Mauvaise nouvelle : d’après une dépêche de l’AFP, l’exécutif européen refuse toute re-négociation du taux de T.V.A. applicable au secteur équestre en France. La commission européenne annonce cependant « écouter les positions des représentants du secteur du cheval français, et les encourager à envisager d'autres options pour soutenir le secteur ». Elle rappelle que la loi de finances a été « adoptée à l'unanimité par les Etats membres » et que ceux-ci « ne peuvent pas en faire une interprétation large ». De plus, l'Allemagne, l'Autriche, l'Italie, l'Irlande, le Luxembourg, les Pays-Bas et la République tchèque ont dû modifier les règlements fiscaux applicables aux opérations sur les équidés pour se mettre en conformité avec la législation européenne.

Cheval au box
© D.R.

La Commission se dit prête à « travailler étroitement avec le gouvernement français pour trouver des solutions pour aider le secteur, d'une manière légale et conforme au droit de l'UE ».

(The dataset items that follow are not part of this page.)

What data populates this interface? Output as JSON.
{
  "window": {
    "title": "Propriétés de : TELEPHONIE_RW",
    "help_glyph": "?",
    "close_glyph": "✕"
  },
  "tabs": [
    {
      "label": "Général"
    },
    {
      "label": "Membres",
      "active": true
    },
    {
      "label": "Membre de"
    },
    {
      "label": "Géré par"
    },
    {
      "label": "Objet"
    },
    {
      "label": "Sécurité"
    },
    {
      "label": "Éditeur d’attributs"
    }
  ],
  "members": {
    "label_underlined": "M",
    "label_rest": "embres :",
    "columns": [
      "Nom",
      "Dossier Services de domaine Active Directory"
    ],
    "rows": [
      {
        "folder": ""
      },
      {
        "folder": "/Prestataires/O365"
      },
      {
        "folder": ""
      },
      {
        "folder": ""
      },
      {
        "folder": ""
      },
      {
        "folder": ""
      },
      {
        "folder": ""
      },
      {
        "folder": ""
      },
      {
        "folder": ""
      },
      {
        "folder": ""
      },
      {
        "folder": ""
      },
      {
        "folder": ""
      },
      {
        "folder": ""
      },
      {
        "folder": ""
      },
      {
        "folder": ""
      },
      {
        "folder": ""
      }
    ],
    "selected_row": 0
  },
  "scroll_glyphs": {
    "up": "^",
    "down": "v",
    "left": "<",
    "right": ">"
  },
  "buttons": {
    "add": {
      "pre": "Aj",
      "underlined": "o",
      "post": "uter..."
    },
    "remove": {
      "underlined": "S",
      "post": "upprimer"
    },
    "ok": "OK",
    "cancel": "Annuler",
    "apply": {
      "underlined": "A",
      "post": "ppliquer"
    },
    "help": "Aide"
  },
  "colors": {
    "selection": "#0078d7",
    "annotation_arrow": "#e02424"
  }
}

Parmi les pistes envisagées, « des mécanismes légaux au niveau européen qui peuvent être activés, comme les aides au développement rural ». Autre phrase citée par l’AFP : « le droit communautaire et la décision de la Cour de justice européenne sur cette question sont très clairs. La Cour a confirmé dans son arrêt contre la France en mars 2012 qu'en vertu du droit de l'UE, un taux réduit de TVA ne peut pas être accordé à toutes les activités liées aux centres équestres ».

Pas à toutes, donc. Cette dépêche ne nous dit pas si certaines activités pourront être concernées, comme le suppose entre autres Thierry Petitjean, président du Comité départemental d’Equitation du Calvados (lire son interview exclusive dans ce numéro de CS).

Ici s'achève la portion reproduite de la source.